Hence, Barrow and his crew (a genuinely massive collective) are considerably unlikely boom-bap saviors. Yet, as anyone who listens to Quakers will discover, this is exactly what they are. Portishead’s cold, brooding trip-hop sound is, after all, perfectly suited for MCs to bend to their needs; the likes of Lloyd Banks have sampled their work, which is in itself largely made from samples. In short, Barrow is perfectly suited to tackle a hip hop project, loyal fans will even tell you it’s about damn time; however, he’s not going it alone.
First up are Australian beatsmiths Katalyst and 7-stu-7 (cough: Portishead engineer Stuart Matthews), who share primary musical duties with Barrow. The project has such a diverse supporting cast – 35 individuals, to be exact – that media outlets have yet to even agree as to how to classify the project. Are the MCs simply guests, or a genuine part of the collective? Barrow and crew would seemingly rather we believe the latter, and if that’s so, can a record crafted by such a motley bunch be truly considered an album created by a focused unit, or is it closer, in earnest, to a compilation? These questions and others are just what make Quakers such as baffling and intriguing album. Its slapdash nature gives the impression it almost could not have happened at all, a collection of brainstorming and supreme afterthoughts.
Yet, the album itself, somehow, couldn’t be any less vital. In fact, its scatterbrained structure recalls hip-hop’s earlier days when the likes of Marley Marl (or, later, Dr. Dre) threw down the beats and anyone who could spit a mean bar was allowed a cut. With the likes of Guilty Simpson, Phat Kat, Dead Prez, and some other underground musts mixed with relative unknowns filling out the ranks, it’s much the same here. Matched with the record’s nostalgic, hard-hitting production, Quakers is more genuinely connected to the music it’s obsessing over than any other record in recent memory. With a 90s resurgence firmly grasping acclaimed hip hop – from Premo showing up on Game’s The RED Album; the likes of Statik Selektah, Alchemist and Buckwild milking the decade for inspiration; Smif-N-Wessun coming back with Pete Rock; to the countless sequels to 90s classics still continuing to emerge, Quakers – the record built by those least associated with the history – somehow manages to breeze past most of these other efforts, coming off as a more natural, less painfully engineered effort. So, how does it all work as an entirety?
Well, as was previously reverently mentioned, this thing is 41 tracks, most of them in the two minute range: Quakers aren’t playing around. Aside from an old school collab album, it sounds something like switching between hip hop channels at 2 AM in a mythical land where quality still rules the airwaves, as if you hopped a Delorean to a 90s rap scene that never happened. You might think the bold amount of material, and how quickly it alternates, may drown the record, but, yet again Barrow and friends manage to dodge the rules that seem to confine pretty much everyone else, and they make it look easy.

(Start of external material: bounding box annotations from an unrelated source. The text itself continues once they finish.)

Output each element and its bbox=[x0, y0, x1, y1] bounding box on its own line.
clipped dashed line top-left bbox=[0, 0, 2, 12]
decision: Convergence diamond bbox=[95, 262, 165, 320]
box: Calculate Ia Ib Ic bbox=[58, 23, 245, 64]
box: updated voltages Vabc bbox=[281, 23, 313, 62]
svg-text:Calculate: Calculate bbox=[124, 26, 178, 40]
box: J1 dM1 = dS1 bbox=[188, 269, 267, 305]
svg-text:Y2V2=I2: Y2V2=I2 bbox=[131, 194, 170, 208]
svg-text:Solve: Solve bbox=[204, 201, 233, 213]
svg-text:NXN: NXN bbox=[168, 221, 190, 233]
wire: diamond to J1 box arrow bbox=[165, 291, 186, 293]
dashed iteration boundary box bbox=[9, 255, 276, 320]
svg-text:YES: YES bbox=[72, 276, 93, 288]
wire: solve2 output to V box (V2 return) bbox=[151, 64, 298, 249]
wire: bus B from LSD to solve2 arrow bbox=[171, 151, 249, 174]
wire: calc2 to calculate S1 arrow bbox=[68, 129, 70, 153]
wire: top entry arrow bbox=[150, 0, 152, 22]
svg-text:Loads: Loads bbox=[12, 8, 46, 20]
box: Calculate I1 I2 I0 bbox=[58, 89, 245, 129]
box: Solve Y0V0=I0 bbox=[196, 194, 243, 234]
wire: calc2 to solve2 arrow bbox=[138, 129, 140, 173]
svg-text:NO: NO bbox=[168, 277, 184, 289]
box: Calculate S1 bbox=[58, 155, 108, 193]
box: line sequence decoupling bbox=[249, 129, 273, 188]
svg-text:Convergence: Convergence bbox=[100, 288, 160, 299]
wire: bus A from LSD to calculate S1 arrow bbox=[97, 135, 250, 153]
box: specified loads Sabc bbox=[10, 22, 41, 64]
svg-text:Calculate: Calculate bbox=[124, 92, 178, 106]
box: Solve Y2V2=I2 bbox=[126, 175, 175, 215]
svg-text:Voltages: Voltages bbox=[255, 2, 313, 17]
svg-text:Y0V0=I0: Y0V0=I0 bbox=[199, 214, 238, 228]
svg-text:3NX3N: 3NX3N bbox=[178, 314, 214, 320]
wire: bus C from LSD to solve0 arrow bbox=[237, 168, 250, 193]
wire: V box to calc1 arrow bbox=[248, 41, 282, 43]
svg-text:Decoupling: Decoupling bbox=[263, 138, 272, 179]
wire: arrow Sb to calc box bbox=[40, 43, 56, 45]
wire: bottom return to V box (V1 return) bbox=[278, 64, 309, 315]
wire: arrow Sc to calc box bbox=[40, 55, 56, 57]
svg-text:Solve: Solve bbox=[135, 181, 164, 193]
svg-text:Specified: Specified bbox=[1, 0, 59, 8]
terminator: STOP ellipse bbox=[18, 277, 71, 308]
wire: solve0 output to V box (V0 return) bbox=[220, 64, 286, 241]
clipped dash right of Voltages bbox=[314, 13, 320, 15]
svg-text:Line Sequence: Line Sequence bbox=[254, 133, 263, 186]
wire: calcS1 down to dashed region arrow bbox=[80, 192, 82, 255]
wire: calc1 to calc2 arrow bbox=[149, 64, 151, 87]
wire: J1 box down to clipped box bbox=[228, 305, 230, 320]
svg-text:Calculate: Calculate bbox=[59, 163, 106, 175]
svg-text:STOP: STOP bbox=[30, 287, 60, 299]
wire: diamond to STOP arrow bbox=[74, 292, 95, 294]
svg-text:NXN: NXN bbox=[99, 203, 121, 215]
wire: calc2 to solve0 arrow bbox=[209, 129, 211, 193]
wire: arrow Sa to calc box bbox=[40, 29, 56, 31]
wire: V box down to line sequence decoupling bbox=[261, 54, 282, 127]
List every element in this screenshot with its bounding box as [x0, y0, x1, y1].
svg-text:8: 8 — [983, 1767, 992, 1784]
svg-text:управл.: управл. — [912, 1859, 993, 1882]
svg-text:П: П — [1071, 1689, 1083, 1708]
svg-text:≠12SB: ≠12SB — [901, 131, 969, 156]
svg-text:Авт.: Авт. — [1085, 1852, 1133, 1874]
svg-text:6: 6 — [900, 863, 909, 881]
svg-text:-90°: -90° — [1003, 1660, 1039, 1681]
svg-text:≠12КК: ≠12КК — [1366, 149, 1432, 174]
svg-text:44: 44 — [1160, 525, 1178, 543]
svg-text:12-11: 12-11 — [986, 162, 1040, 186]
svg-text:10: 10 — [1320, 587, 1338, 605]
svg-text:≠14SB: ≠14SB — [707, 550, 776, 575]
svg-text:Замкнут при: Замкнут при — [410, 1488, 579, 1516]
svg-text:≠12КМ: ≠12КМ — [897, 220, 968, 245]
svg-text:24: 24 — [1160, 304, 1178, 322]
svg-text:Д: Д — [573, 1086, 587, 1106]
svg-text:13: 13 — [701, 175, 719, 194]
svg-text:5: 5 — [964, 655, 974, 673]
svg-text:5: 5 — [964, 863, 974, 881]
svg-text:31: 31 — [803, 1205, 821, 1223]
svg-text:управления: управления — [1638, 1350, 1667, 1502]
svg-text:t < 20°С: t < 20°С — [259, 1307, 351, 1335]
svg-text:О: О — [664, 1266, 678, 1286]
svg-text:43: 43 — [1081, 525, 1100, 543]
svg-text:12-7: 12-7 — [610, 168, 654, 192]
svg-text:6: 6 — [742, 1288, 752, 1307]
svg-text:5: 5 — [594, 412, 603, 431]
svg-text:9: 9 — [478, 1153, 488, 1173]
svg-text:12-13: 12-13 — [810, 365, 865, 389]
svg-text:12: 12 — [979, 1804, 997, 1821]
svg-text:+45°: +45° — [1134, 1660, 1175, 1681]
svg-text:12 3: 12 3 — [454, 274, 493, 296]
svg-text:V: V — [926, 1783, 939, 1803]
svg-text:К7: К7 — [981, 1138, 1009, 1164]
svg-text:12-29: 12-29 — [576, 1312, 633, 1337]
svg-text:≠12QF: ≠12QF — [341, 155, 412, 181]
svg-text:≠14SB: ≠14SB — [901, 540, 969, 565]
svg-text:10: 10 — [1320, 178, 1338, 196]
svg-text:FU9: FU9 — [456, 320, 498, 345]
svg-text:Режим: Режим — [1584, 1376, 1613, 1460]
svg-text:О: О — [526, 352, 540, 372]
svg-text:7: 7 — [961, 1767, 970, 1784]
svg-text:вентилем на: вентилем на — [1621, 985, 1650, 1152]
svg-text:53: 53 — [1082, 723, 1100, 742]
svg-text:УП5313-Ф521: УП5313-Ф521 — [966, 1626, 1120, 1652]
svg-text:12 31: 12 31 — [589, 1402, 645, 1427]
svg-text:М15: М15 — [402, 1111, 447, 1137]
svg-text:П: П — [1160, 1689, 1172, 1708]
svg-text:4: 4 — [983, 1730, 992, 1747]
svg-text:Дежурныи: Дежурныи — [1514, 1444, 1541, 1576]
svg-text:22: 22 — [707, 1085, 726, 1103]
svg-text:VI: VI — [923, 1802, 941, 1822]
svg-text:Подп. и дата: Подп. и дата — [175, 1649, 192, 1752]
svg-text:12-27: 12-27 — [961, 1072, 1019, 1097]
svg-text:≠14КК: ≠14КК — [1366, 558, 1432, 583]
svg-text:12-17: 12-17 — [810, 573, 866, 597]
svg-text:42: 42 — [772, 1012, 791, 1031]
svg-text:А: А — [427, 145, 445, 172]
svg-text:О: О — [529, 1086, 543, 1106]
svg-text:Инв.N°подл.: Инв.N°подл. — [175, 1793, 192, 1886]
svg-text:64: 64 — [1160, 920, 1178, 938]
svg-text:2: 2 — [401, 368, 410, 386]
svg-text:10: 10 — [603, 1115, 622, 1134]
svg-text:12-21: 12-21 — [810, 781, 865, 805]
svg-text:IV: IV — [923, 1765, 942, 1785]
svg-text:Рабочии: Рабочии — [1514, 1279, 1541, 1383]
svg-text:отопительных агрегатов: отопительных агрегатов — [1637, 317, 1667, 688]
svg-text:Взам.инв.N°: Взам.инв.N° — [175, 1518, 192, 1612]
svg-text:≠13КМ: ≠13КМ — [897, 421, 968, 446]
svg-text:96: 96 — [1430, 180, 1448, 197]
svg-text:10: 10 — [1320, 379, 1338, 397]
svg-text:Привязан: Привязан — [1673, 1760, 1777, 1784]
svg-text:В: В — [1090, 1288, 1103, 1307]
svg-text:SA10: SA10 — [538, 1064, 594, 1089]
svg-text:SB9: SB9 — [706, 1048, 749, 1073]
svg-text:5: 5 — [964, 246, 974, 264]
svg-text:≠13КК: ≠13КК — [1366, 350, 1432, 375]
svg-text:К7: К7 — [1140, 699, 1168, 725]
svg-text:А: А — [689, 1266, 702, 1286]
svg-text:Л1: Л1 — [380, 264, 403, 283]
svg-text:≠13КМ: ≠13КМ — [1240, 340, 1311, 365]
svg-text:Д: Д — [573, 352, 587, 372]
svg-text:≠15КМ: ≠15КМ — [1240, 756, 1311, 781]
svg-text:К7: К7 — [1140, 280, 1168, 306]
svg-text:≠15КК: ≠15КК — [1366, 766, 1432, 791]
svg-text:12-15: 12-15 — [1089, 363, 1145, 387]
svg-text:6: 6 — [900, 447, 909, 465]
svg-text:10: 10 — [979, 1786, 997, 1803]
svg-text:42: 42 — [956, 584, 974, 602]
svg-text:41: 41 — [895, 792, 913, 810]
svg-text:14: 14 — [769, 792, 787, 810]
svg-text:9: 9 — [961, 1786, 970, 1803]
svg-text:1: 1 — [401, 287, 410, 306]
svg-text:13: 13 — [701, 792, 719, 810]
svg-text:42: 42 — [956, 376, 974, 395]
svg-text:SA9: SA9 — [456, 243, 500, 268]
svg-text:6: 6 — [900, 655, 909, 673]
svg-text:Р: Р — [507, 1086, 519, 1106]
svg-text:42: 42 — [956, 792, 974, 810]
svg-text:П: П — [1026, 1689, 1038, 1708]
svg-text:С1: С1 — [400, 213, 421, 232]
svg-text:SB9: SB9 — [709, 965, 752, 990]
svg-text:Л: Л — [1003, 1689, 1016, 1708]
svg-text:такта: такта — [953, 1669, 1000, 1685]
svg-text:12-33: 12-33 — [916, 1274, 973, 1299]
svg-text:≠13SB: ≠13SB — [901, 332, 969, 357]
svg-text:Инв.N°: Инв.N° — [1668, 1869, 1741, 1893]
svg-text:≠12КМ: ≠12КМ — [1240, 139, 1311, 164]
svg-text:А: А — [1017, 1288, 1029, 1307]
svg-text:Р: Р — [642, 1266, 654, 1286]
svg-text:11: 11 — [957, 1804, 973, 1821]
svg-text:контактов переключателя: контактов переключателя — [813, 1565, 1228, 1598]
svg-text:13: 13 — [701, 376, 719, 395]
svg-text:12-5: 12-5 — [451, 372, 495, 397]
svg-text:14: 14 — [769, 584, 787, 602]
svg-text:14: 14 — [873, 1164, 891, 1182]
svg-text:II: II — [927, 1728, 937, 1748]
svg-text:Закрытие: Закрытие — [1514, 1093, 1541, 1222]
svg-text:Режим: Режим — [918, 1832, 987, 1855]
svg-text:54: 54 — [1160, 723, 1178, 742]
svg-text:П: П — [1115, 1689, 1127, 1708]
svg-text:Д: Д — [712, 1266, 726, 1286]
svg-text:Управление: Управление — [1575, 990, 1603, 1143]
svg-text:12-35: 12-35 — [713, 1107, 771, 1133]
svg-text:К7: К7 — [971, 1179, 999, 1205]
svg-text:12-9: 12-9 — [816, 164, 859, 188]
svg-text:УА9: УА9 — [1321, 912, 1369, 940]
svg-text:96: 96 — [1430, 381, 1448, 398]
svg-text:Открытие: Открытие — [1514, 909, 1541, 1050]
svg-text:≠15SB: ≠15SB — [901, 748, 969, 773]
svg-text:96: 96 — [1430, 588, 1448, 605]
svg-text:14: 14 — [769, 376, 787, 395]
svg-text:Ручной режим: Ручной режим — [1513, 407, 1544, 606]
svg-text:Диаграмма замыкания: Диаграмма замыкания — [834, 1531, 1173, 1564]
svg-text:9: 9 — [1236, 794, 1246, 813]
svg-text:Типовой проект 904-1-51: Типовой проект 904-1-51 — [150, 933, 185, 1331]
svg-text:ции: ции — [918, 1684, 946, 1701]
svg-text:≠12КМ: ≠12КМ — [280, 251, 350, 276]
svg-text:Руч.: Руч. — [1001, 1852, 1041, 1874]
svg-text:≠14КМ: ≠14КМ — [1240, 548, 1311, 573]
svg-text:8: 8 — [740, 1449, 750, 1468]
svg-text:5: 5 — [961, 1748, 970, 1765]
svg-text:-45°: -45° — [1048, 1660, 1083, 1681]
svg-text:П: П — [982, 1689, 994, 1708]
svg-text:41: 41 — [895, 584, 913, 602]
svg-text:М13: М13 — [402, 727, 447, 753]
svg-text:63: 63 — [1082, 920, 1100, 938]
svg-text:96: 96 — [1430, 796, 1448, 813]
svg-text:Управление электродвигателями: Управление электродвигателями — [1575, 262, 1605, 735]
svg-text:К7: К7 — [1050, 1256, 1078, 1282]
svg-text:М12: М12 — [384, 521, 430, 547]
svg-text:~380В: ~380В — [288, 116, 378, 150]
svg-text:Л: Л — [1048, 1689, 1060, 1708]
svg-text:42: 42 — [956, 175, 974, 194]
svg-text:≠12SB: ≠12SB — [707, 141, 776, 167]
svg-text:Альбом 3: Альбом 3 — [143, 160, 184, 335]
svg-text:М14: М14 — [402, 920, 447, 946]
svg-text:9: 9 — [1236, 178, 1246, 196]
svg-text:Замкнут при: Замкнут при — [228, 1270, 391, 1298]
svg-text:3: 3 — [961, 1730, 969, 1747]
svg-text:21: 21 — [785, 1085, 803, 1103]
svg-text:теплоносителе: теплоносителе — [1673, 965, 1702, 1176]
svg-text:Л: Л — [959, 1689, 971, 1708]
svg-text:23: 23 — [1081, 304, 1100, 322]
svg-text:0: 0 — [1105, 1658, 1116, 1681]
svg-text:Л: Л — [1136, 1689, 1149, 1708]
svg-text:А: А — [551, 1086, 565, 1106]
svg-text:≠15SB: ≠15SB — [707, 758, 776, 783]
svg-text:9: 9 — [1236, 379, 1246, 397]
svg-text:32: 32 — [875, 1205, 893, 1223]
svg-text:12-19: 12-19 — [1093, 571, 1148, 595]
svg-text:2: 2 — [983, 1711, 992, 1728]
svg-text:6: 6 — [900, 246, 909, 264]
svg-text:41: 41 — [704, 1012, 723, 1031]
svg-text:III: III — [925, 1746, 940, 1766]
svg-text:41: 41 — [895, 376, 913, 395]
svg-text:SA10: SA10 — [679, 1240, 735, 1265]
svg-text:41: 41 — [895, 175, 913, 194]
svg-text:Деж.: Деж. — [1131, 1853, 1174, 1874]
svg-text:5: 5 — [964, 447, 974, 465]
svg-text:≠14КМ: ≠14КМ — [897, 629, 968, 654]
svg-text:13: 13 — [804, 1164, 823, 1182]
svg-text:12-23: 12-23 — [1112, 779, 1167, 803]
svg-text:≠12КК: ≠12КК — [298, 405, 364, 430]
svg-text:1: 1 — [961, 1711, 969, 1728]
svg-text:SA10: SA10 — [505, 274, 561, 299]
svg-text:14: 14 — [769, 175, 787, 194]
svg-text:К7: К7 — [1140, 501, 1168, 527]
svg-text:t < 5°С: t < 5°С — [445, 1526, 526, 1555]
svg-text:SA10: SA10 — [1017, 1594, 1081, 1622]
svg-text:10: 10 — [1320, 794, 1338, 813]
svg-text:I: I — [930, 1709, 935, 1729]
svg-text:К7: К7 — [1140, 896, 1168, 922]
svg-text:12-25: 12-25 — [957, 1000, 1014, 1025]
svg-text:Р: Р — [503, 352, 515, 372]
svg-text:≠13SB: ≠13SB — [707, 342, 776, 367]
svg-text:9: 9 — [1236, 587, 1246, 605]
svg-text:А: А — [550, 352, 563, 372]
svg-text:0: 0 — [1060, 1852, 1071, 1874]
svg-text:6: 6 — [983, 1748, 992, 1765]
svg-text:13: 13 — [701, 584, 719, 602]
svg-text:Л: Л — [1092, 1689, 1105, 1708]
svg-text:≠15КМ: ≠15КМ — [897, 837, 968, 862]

The sprawling tracklist, in fact, keeps the product enticingly fresh, ideas switching before any one concept can begin to – ever – grow dull. The beats are by and large, not surprisingly, rather drum-centric, but individual vibes differ greatly, from moody and atmospheric to vibrantly ecstatic. It also keeps the material intriguing for multiple spins, before you adjust to one sound, you’re on to the next. Even after a solid dozen listens you’ll be forgetting what’s next, wondering when ‘that song’ happens, and so on. As both a display of production mastery, and as a hip hop effort, Quakers is one of the most consistently refreshing albums in recent memory. What exactly are Quakers, you might ask, who are they? Their identity is hard to peg, and its just this that allows the music to completely possess the forefront, that makes it such an engaging, entertaining, and, perhaps most significantly, fascinating listen.